В нашем городе был человек по имени Давид Замещающий, потому что он, будучи освобождённым от службы, ушёл в армию вместо другого человека. Он сделал это за деньги. Полагаю, его семья голодала, и он увидел в этом шанс обеспечить их на несколько лет. Но поступать так грешно – идти в солдаты и быть обязанным жить как гой по собственной воле. И Давид знал, что поступил безнравственно, ибо он был благочестивым человеком в душе. Когда он вернулся со службы, он постарел и был сломлен тяжестью своих грехов. И он сам назначил себе покаяние, которое заключалось в том, чтобы проходить по улицам каждое утро в Шаббат, призывая людей к молитве.
Делать это было непросто, потому что Давид усердно трудился всю неделю в любую погоду, летом или зимой, и не было утром в Шаббат более усталого, слабого и разбитого человека, чем Давид. Тем не менее, он заставлял себя подниматься с постели еще до рассвета и шёл от улицы к улице по всему Полоцку, призывая людей проснуться и совершить молитву. Много раз призыв Давида будил меня утром в Шаббат, и я лежала, слушая, как его голос постепенно удаляется и затихает, и было грустно до боли, как щемит сердце от прекрасной музыки. В сером утреннем свете, когда не спала только я и Давид, а Бог ждал молитв народа, было очень одиноко, и я была рада ощущать тепло сестры, спящей рядом со мной.
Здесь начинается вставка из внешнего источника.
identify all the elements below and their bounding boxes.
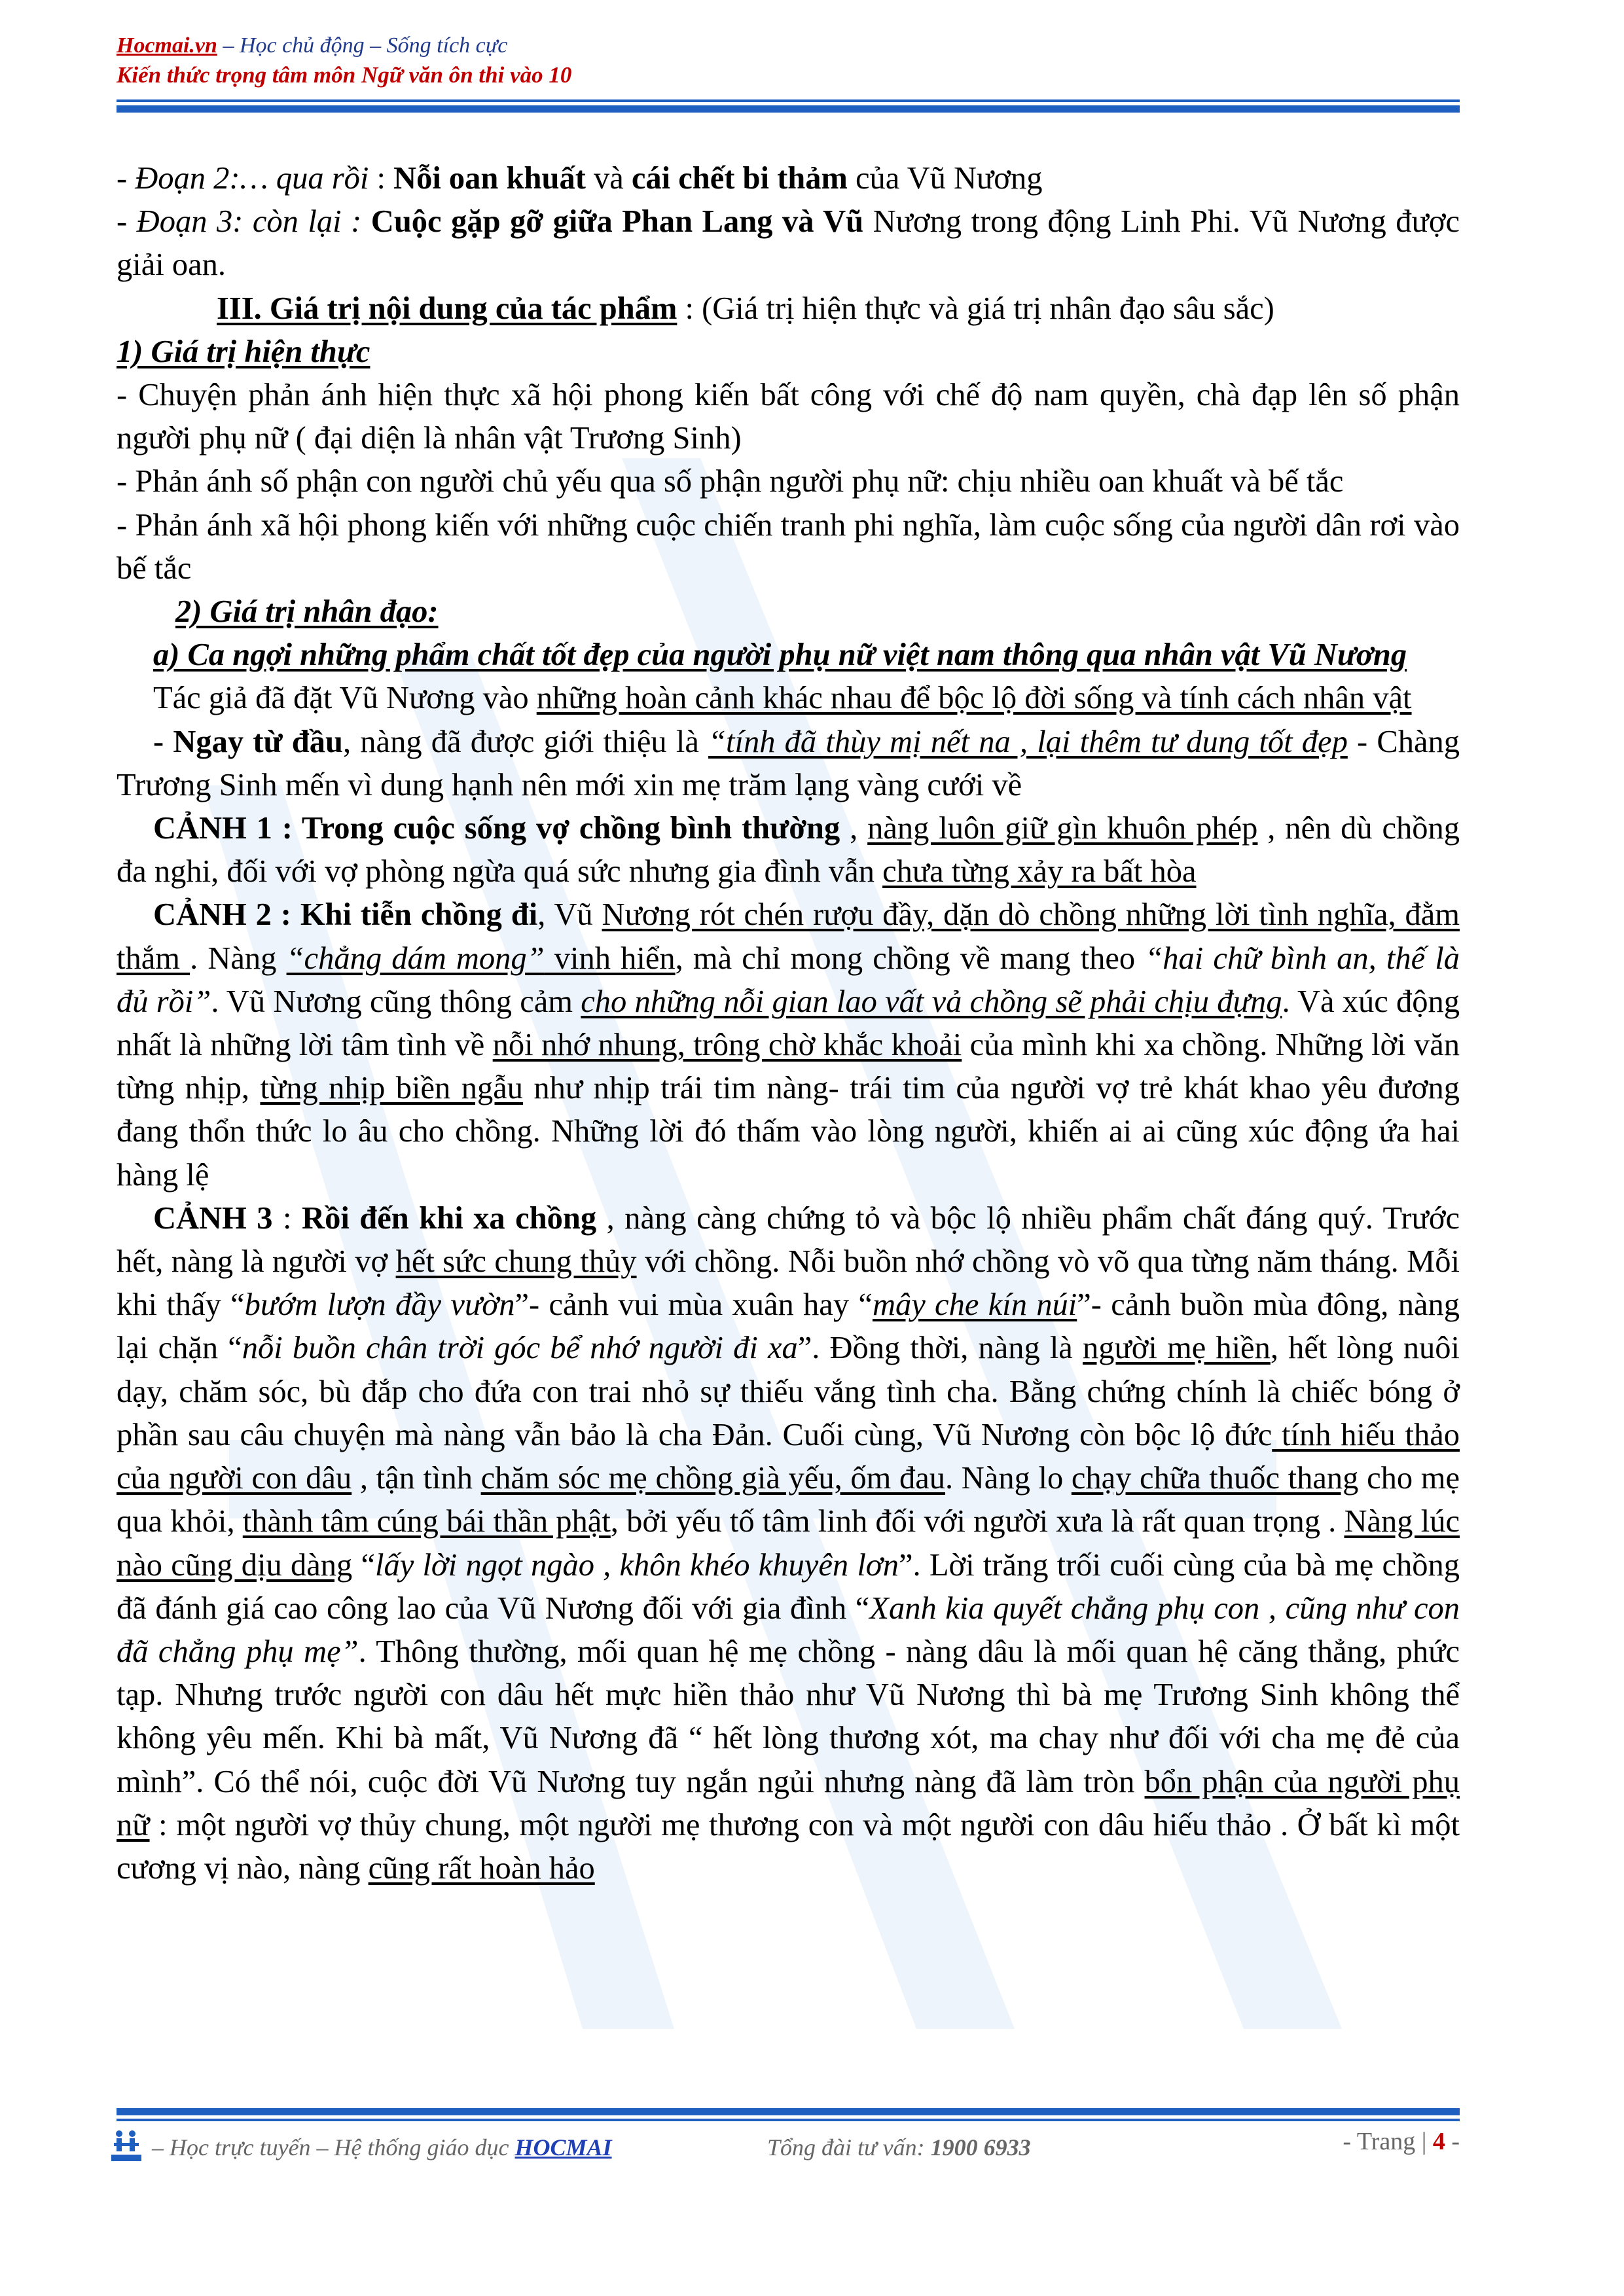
subheading-ca-ngoi: a) Ca ngợi những phẩm chất tốt đẹp của người phụ nữ việt nam thông qua nhân vật Vũ Nương (153, 637, 1407, 673)
paragraph-doan-3: - Đoạn 3: còn lại : Cuộc gặp gỡ giữa Phan Lang và Vũ Nương trong động Linh Phi. Vũ Nương được giải oan. (117, 204, 1460, 283)
paragraph-intro: Tác giả đã đặt Vũ Nương vào những hoàn cảnh khác nhau để bộc lộ đời sống và tính cách nhân vật (153, 681, 1412, 716)
bullet-hien-thuc-1: - Chuyện phản ánh hiện thực xã hội phong kiến bất công với chế độ nam quyền, chà đạp lên số phận người phụ nữ ( đại diện là nhân vật Trương Sinh) (117, 378, 1460, 456)
header-slogan: – Học chủ động – Sống tích cực (217, 33, 508, 58)
paragraph-doan-2: - Đoạn 2:… qua rồi : Nỗi oan khuất và cái chết bi thảm của Vũ Nương (117, 161, 1043, 196)
footer-hocmai-link[interactable]: HOCMAI (514, 2134, 612, 2161)
header-subtitle: Kiến thức trọng tâm môn Ngữ văn ôn thi vào 10 (117, 62, 572, 88)
paragraph-canh-3: CẢNH 3 : Rồi đến khi xa chồng , nàng càng chứng tỏ và bộc lộ nhiều phẩm chất đáng quý. Trước hết, nàng là người vợ hết sức chung thủy với chồng. Nỗi buồn nhớ chồng vò võ qua từng năm tháng. Mỗi khi thấy “bướm lượn đầy vườn”- cảnh vui mùa xuân hay “mây che kín núi”- cảnh buồn mùa đông, nàng lại chặn “nỗi buồn chân trời góc bể nhớ người đi xa”. Đồng thời, nàng là người mẹ hiền, hết lòng nuôi dạy, chăm sóc, bù đắp cho đứa con trai nhỏ sự thiếu vắng tình cha. Bằng chứng chính là chiếc bóng ở phần sau câu chuyện mà nàng vẫn bảo là cha Đản. Cuối cùng, Vũ Nương còn bộc lộ đức tính hiếu thảo của người con dâu , tận tình chăm sóc mẹ chồng già yếu, ốm đau. Nàng lo chạy chữa thuốc thang cho mẹ qua khỏi, thành tâm cúng bái thần phật, bởi yếu tố tâm linh đối với người xưa là rất quan trọng . Nàng lúc nào cũng dịu dàng “lấy lời ngọt ngào , khôn khéo khuyên lơn”. Lời trăng trối cuối cùng của bà mẹ chồng đã đánh giá cao công lao của Vũ Nương đối với gia đình “Xanh kia quyết chẳng phụ con , cũng như con đã chẳng phụ mẹ”. Thông thường, mối quan hệ mẹ chồng - nàng dâu là mối quan hệ căng thẳng, phức tạp. Nhưng trước người con dâu hết mực hiền thảo như Vũ Nương thì bà mẹ Trương Sinh không thể không yêu mến. Khi bà mất, Vũ Nương đã “ hết lòng thương xót, ma chay như đối với cha mẹ đẻ của mình”. Có thể nói, cuộc đời Vũ Nương tuy ngắn ngủi nhưng nàng đã làm tròn bổn phận của người phụ nữ : một người vợ thủy chung, một người mẹ thương con và một người con dâu hiếu thảo . Ở bất kì một cương vị nào, nàng cũng rất hoàn hảo (117, 1200, 1460, 1886)
paragraph-canh-1: CẢNH 1 : Trong cuộc sống vợ chồng bình thường , nàng luôn giữ gìn khuôn phép , nên dù chồng đa nghi, đối với vợ phòng ngừa quá sức nhưng gia đình vẫn chưa từng xảy ra bất hòa (117, 811, 1460, 889)
hocmai-logo-icon (111, 2128, 141, 2165)
header-divider (117, 99, 1460, 113)
page-header (117, 31, 1445, 90)
bullet-hien-thuc-3: - Phản ánh xã hội phong kiến với những cuộc chiến tranh phi nghĩa, làm cuộc sống của người dân rơi vào bế tắc (117, 507, 1460, 586)
page-number: - Trang | 4 - (1343, 2128, 1460, 2155)
document-body (117, 157, 1460, 1890)
brand-link[interactable]: Hocmai.vn (117, 33, 217, 58)
section-heading-iii: III. Giá trị nội dung của tác phẩm : (Giá trị hiện thực và giá trị nhân đạo sâu sắc) (217, 291, 1274, 326)
footer-tagline: – Học trực tuyến – Hệ thống giáo dục HOCMAI (152, 2134, 612, 2161)
paragraph-ngay-tu-dau: - Ngay từ đầu, nàng đã được giới thiệu là “tính đã thùy mị nết na , lại thêm tư dung tốt đẹp - Chàng Trương Sinh mến vì dung hạnh nên mới xin mẹ trăm lạng vàng cưới về (117, 724, 1460, 802)
subheading-gia-tri-hien-thuc: 1) Giá trị hiện thực (117, 334, 370, 369)
footer-divider (117, 2108, 1460, 2121)
paragraph-canh-2: CẢNH 2 : Khi tiễn chồng đi, Vũ Nương rót chén rượu đầy, dặn dò chồng những lời tình nghĩa, đằm thắm . Nàng “chẳng dám mong” vinh hiển, mà chỉ mong chồng về mang theo “hai chữ bình an, thế là đủ rồi”. Vũ Nương cũng thông cảm cho những nỗi gian lao vất vả chồng sẽ phải chịu đựng. Và xúc động nhất là những lời tâm tình về nỗi nhớ nhung, trông chờ khắc khoải của mình khi xa chồng. Những lời văn từng nhịp, từng nhịp biền ngẫu như nhịp trái tim nàng- trái tim của người vợ trẻ khát khao yêu đương đang thổn thức lo âu cho chồng. Những lời đó thấm vào lòng người, khiến ai ai cũng xúc động ứa hai hàng lệ (117, 897, 1460, 1193)
bullet-hien-thuc-2: - Phản ánh số phận con người chủ yếu qua số phận người phụ nữ: chịu nhiều oan khuất và bế tắc (117, 464, 1344, 499)
header-line-1 (117, 31, 1445, 60)
subheading-gia-tri-nhan-dao: 2) Giá trị nhân đạo: (175, 594, 439, 630)
footer-hotline: Tổng đài tư vấn: 1900 6933 (767, 2134, 1031, 2161)
page-footer (111, 2126, 1460, 2172)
Гои удивлялись, почему нас так беспокоило всё, что связано с религией – еда, Шаббат и обучение детей ивриту. Они злились на нас за наше так называемое упрямство, насмехались над нами и высмеивали самое святое. Но были и мудрые гои, которые всё понимали. Это были образованные люди, такие как Федора Павловна, которые подружились со своими еврейскими соседями. Они всегда относились к нам с уважением и открыто восхищались некоторыми нашими обычаями. Но большинство гоев были невежественными, недоверчивыми и злобными. Они не верили, что в нашей религии есть что-то хорошее, и, конечно, мы не осмеливались убеждать их в обратном, потому что в этом случае нас бы точно обвинили в том, что мы пытаемся обратить их в свою веру, и тогда нам конец. Ох, если бы они только могли понять! Однажды Ванка поймал меня на улице, таскал за волосы и обзывал, и вдруг я спросила себя почему – почему? – этим вопросом я не задавалась долгие годы. Я так разозлилась, что могла врезать ему, в какой-то момент я была готова дать сдачи. Но это почему-почему? жгло мне душу, и я забыла отомстить за себя. Это было так чудесно – я не могла найти слов, чтобы выразить это, но смысл был в том, что Ванка издевался надо мной только потому, что не понимал. Если бы он мог чувствовать моим сердцем, если бы он хоть на день мог стать маленьким еврейским мальчиком, мне казалось, он бы понял – он бы понял. Если бы он мог понять Давида Замещающего, прямо сейчас, без сторонних объяснений, как поняла его я. Если бы он мог проснуться на моем месте утром в Шаббат и почувствовать, как его сердце разрывается от странной боли, потому что один еврей преступил закон Моисеев, а Бог склонился, чтобы помиловать его. Ну почему же я не могу объяснить это Ванке? Мне было так жаль, что душевная боль была сильнее боли от ударов Ванки. Гнев и храбрость покинули меня. Теперь Ванка забрасывал меня камнями с порога дома своей матери, а я шла дальше по своим делам, шла не спеша. От того, что ранит больнее всего, я убежать не могла.
Была одна вещь, которую гои всегда понимали, и это деньги. Они брали любые взятки в любое время. Мир в Полоцке стоил дорого. Если вы не поддерживали хороших отношений со своими соседями гоями, они находили тысячу способов досадить вам. Если вы прогнали их свиней, которые перерыли ваш сад, или возразили против дурного обращения их детей с вашими, то они могли пожаловаться на вас в полицию, раздувая дело ложными обвинениями и привлекая фальшивых свидетелей. Если у вас не было друзей в полиции, то дело могло быть передано в суд, и тогда можно считать, что вы проиграли ещё до начала судебного разбирательства, если конечно у судьи не было причин встать на вашу сторону. Самый дешевый способ жить в Полоцке – платить по мере необходимости. Даже маленькая девочка знала это в Полоцке.